Обрушивается внезапная усталость, плечи, голову тянет к земле. Я с размаху впечатываю кулак в дверь, затем иду к машине. Черт-черт-черт! Стучу по капоту, пинаю колесо. В «Кашкай» садиться страшно: вдруг и он на хрен рванет. Упираюсь ладонями, дышу. Хотте убить – убейте, хватит нагнетать только.

Позади сигналит машина. Я оборачиваюсь – стоит знакомый BMW Х5. Дверь призывно открывается. Не видно, кто внутри, но сомнений нет: за мной приехали. Бросаю взгляд на здание, бывшее некогда моим самым любимым местом в мире, где я проводил все свободное время, занимаясь тем, что нравится и в чем чувствовал себя уверенным. Затем на «Кашкай» – одна из самых крупных покупок.

Подхожу. Забираюсь на заднее сиденье. Смотрю перед собой: справа Анатолий Петрович в безукоризненно отглаженном костюме, впереди – те же парни. Леня, кажется, и еще кто-то. Слаженная бригада. Привет всем.

– Вы сегодня будто без настроения, Виктор Станиславович, – взволнованно говорит Анатолий Петрович.

– Вам кажется. Не хотите бренд «ФотоПираты» приобрести по сходной цене? Уступлю со скидкой, как добрым друзьям.

Анатолий Петрович смеется, толкает меня в плечо, отчего я напрягаюсь, машинально готовясь к следующему удару посильнее. Его не следует.

– Сломались уже, что ли? – шутливым тоном сетует. – Новая стрижка вам удивительно идет.

– Благодарю, не без ваших стараний, верно? Дальше что делать будем? В планы посвятите?

– Извиняться, конечно.

– Перед вами?

– А вы еще перед кем-то провинились?

– Иди ты на хрен со своими намеками.

– Вот вам мешок, Виктор Станиславович. На голову надевайте. Если, конечно, хотите избежать неприятностей посерьезнее.

Дверь с моей стороны изнутри не открывается. Дернул ручку несколько раз – впустую. Да и бессмысленно было бы выпрыгивать на такой скорости. И так и так смертельный номер. Попросить за родных? Слишком жалко буду выглядеть.

– Понял уже, что не прав был. Ошибся, – бурчу я. Тряпочный пакет изнутри пахнет кедровыми орешками. Интересно, многих в нем отвезли в неизвестные дали? – Семью не трогайте.

– И вас не собираемся, даже пальцем никто не притронется. Опять вы плохо о нас думаете, Виктор Станиславович. У нас сюрприз для вас. Вот не хочется, чтобы раньше времени обо всем догадались.

Конечно, зачем руками трогать? Облей и спичку брось. Бить не надо, напрягаться. Мешок на шее утягивают, завязывают сзади, чтобы снять тяжело было самому.
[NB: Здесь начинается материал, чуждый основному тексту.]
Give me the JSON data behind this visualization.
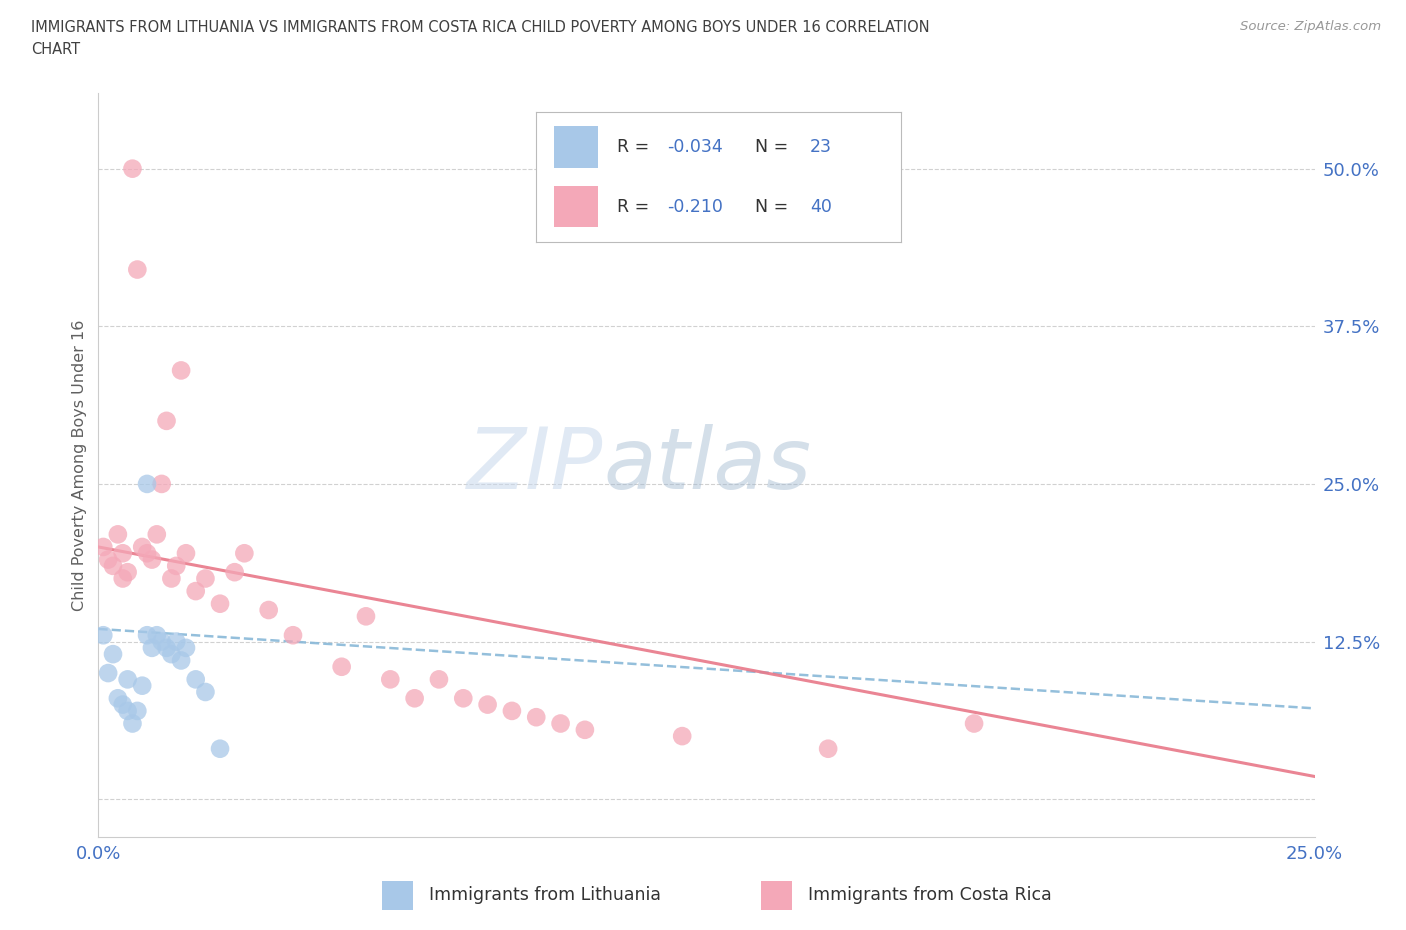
{
  "title_line1": "IMMIGRANTS FROM LITHUANIA VS IMMIGRANTS FROM COSTA RICA CHILD POVERTY AMONG BOYS UNDER 16 CORRELATION",
  "title_line2": "CHART",
  "source": "Source: ZipAtlas.com",
  "ylabel": "Child Poverty Among Boys Under 16",
  "xlim": [
    0.0,
    0.25
  ],
  "ylim": [
    -0.03,
    0.56
  ],
  "xtick_positions": [
    0.0,
    0.05,
    0.1,
    0.15,
    0.2,
    0.25
  ],
  "xtick_labels": [
    "0.0%",
    "",
    "",
    "",
    "",
    "25.0%"
  ],
  "ytick_positions": [
    0.0,
    0.125,
    0.25,
    0.375,
    0.5
  ],
  "ytick_labels": [
    "",
    "12.5%",
    "25.0%",
    "37.5%",
    "50.0%"
  ],
  "watermark_zip": "ZIP",
  "watermark_atlas": "atlas",
  "color_lithuania": "#a8c8e8",
  "color_costa_rica": "#f4a8b8",
  "trendline_color_lithuania": "#88b8d8",
  "trendline_color_costa_rica": "#e87888",
  "legend_r1_val": "-0.034",
  "legend_n1_val": "23",
  "legend_r2_val": "-0.210",
  "legend_n2_val": "40",
  "legend_label1": "Immigrants from Lithuania",
  "legend_label2": "Immigrants from Costa Rica",
  "grid_color": "#cccccc",
  "background_color": "#ffffff",
  "title_color": "#404040",
  "source_color": "#999999",
  "tick_label_color": "#4472c4",
  "ylabel_color": "#606060",
  "legend_text_color": "#333333",
  "rn_color": "#4472c4",
  "lithuania_x": [
    0.001,
    0.002,
    0.003,
    0.004,
    0.005,
    0.006,
    0.006,
    0.007,
    0.008,
    0.009,
    0.01,
    0.01,
    0.011,
    0.012,
    0.013,
    0.014,
    0.015,
    0.016,
    0.017,
    0.018,
    0.02,
    0.022,
    0.025
  ],
  "lithuania_y": [
    0.13,
    0.1,
    0.115,
    0.08,
    0.075,
    0.095,
    0.07,
    0.06,
    0.07,
    0.09,
    0.13,
    0.25,
    0.12,
    0.13,
    0.125,
    0.12,
    0.115,
    0.125,
    0.11,
    0.12,
    0.095,
    0.085,
    0.04
  ],
  "costa_rica_x": [
    0.001,
    0.002,
    0.003,
    0.004,
    0.005,
    0.005,
    0.006,
    0.007,
    0.008,
    0.009,
    0.01,
    0.011,
    0.012,
    0.013,
    0.014,
    0.015,
    0.016,
    0.017,
    0.018,
    0.02,
    0.022,
    0.025,
    0.028,
    0.03,
    0.035,
    0.04,
    0.05,
    0.055,
    0.06,
    0.065,
    0.07,
    0.075,
    0.08,
    0.085,
    0.09,
    0.095,
    0.1,
    0.12,
    0.15,
    0.18
  ],
  "costa_rica_y": [
    0.2,
    0.19,
    0.185,
    0.21,
    0.175,
    0.195,
    0.18,
    0.5,
    0.42,
    0.2,
    0.195,
    0.19,
    0.21,
    0.25,
    0.3,
    0.175,
    0.185,
    0.34,
    0.195,
    0.165,
    0.175,
    0.155,
    0.18,
    0.195,
    0.15,
    0.13,
    0.105,
    0.145,
    0.095,
    0.08,
    0.095,
    0.08,
    0.075,
    0.07,
    0.065,
    0.06,
    0.055,
    0.05,
    0.04,
    0.06
  ],
  "trendline_lith_x0": 0.0,
  "trendline_lith_x1": 0.25,
  "trendline_lith_y0": 0.135,
  "trendline_lith_y1": 0.072,
  "trendline_cr_x0": 0.0,
  "trendline_cr_x1": 0.25,
  "trendline_cr_y0": 0.2,
  "trendline_cr_y1": 0.018
}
Я пробую стянуть, и тут же получаю удар в живот, потом в челюсть, по голове. Пробую защищаться – еще один под ребра, воздух со свистом выходит из легких. Боль парализует, и только слышу вкрадчивое: «О семье подумайте».
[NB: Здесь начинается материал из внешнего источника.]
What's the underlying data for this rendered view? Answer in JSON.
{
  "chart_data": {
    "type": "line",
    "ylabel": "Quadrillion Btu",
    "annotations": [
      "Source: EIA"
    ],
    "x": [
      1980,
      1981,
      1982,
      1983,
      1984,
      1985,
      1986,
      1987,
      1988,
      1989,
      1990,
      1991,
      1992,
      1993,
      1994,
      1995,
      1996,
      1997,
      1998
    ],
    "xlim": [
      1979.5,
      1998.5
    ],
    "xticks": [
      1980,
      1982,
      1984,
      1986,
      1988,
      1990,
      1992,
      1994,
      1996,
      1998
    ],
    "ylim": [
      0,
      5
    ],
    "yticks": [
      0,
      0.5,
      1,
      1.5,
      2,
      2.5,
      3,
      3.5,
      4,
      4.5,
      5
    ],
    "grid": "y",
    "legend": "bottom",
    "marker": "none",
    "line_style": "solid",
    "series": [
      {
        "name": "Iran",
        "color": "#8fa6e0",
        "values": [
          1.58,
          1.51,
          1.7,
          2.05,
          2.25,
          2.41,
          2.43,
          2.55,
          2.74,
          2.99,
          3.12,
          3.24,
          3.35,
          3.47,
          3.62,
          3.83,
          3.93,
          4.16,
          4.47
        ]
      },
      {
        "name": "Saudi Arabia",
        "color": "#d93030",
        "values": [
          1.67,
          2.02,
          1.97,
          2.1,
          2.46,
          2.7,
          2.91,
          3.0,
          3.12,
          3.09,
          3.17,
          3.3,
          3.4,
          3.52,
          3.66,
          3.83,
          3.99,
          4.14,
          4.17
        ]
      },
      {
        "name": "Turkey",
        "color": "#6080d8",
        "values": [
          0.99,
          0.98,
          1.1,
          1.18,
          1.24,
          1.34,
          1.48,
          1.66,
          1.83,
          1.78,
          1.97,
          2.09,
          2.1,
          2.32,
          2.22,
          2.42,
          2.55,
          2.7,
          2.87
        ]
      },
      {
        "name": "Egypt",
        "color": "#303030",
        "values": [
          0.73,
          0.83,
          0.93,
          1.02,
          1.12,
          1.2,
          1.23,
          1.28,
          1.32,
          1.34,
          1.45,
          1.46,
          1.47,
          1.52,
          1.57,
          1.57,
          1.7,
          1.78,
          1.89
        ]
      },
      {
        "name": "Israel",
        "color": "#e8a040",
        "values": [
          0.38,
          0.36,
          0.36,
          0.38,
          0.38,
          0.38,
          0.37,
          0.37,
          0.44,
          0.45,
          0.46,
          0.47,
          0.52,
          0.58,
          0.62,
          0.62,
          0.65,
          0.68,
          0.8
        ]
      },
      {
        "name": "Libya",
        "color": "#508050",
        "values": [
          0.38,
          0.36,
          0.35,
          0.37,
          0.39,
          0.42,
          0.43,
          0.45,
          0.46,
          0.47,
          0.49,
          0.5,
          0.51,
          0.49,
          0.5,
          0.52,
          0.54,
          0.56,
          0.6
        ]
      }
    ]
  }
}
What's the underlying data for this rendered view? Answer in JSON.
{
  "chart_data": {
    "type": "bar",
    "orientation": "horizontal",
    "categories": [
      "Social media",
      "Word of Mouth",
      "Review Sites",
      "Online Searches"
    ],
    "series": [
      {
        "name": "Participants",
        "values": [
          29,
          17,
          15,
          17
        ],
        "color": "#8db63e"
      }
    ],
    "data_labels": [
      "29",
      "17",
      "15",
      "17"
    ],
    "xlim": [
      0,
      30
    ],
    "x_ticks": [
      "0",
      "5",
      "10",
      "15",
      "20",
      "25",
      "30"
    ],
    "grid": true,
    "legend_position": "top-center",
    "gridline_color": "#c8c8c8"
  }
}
Затыкаюсь, успокаиваюсь. Сижу. Карма у меня такая, видимо: сдохнуть в руках маньяка. В голове не укладывается, за что? Калейдоскоп безумных идей: всех вспомнил, даже Настю, она в каком-то дурдоме лечится. Может, выпустили ее, решила меня добить? Завершить начатый Чердаком ритуал? Но откуда у нее столько возможностей для действия? Да, она меня ненавидит, но ей в жизни не заработать даже на костюм для Анатолия Петровича. Да и с трудом верится в существование хоть какой-то связи между ней и Маратом Эльдаровичем.

Едем долго, не менее часа. Молча. Музыку слушаем громко, попсу по радио. Я пробовал перекричать – не вышло. Анатолий Петрович подпевает, постукивает пальцами по пластику.

Машина останавливается, моя дверь открывается, и чьи-то сильные, большие руки, видимо амбала спереди, вытаскивают на улицу, наклоняют голову ниже, ведут куда-то. В нос бьет сырой запах плесени, воздух становится спертым, тяжелым. Через мешок видно плохо, но понимаю, что стало темнее. Гараж? Подвал? Может, сейчас стянут пакет, а там торт, шарики, сюрприз…

Резко толкают вперед. Я упираюсь ладонями в шершавую стену, оборачиваюсь. Руки тянутся к мешку, но завязано на тугой узел. Пытаюсь развязать, порвать, пальцы напрягаю – не выходит.

– Ну что ж вы, Виктор Станиславович, растеряли свою уверенность и веру в победу? Удивлены? Больше не будете на нас жаловаться Жоркину? С коллегами обсуждать своего самого крупного клиента?

– Кинувшего меня.

– Вы считаете, что можете понапрасну наговаривать на хорошего человека, унижать его безнаказанно? Тем более собираетесь это в суде делать.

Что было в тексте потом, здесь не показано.